If You Want to Build Trust, Take the First Step
According to a 2019 Gallup article, only 1 in 3 employees fully trust their leaders. The rest somewhat do or have low regard for their managers. It might be different with your organization. You could say that the majority have confidence in your management. But companies and people evolve. Also, some leave to retire or find other opportunities. New hires usually replace these employees.
As a leader, you must repeat the process of building and increasing trust because of these changes.
Here’s how you could go about it.
» Change Your Mindset
You meet new people often and judge them, consciously or unconsciously. You are polite and cordial, but you will admit you don’t trust them enough. Most people adhere to the belief that trust is earned and not given. But keep in mind a new employee goes through a selection process. You might have interviewed that candidate and have had a hand in hiring. Your organization hired the best person for that position. You and your HR department most probably made the right choice.

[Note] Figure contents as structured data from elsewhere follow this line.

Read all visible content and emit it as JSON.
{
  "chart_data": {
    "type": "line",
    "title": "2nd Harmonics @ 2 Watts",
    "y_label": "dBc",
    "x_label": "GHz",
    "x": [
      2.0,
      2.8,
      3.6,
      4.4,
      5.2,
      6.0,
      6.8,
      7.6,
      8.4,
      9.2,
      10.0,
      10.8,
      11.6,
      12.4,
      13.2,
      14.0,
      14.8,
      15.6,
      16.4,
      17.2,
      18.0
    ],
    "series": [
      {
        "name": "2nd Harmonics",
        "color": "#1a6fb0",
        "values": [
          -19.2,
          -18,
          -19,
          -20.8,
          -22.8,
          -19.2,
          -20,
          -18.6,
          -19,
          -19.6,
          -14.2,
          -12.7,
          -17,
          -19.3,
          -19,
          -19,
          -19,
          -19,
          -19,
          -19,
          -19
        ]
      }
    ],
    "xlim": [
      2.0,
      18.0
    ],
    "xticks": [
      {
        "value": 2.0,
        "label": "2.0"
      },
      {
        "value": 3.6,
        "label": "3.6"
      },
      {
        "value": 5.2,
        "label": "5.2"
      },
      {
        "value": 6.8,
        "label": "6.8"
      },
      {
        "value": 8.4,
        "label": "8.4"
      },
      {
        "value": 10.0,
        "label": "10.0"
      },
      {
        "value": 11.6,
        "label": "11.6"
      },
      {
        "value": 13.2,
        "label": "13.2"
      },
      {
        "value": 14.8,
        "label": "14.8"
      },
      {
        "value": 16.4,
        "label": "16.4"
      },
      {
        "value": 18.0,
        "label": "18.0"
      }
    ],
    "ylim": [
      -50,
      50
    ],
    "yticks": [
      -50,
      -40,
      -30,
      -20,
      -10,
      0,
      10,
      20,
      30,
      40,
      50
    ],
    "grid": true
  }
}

Thus, isn’t it better to be more trusting of that new employee? As people grow older, they become more cautious of others. Of course, one should not trust a stranger in a dark alley. But the workplace is different as employees aren’t strangers. Leaders should continue showing confidence in them unless they have behaved negatively.
» Trust even when Unsure
How often have you wondered if a new hire can handle something difficult? After weighing the pros and cons, you realize there’s only one way to find out – assign that task to that person. This situation can be difficult for many as nobody can foresee future results. But, as a leader, you must take risks and break the mold. Show confidence in capable though untested people. Remain consistent and often, you’ll realize that your trust isn’t unfounded.
» There’s no Middle Ground
In many organizations, leaders have a wait-and-see attitude. Employees must prove their worth before they’re given more responsibilities or information. It’s different where a culture of trust exists. Managers have no qualms about delegating tasks and are confident employees will make the right decisions. Leaders share information with everyone, so there’s no room for rumors. It’s no surprise these organizations perform better than others.
Keep in mind that it starts from the top and as a leader, this means giving instead of withholding trust. Take the first step and show your employees they are trustworthy.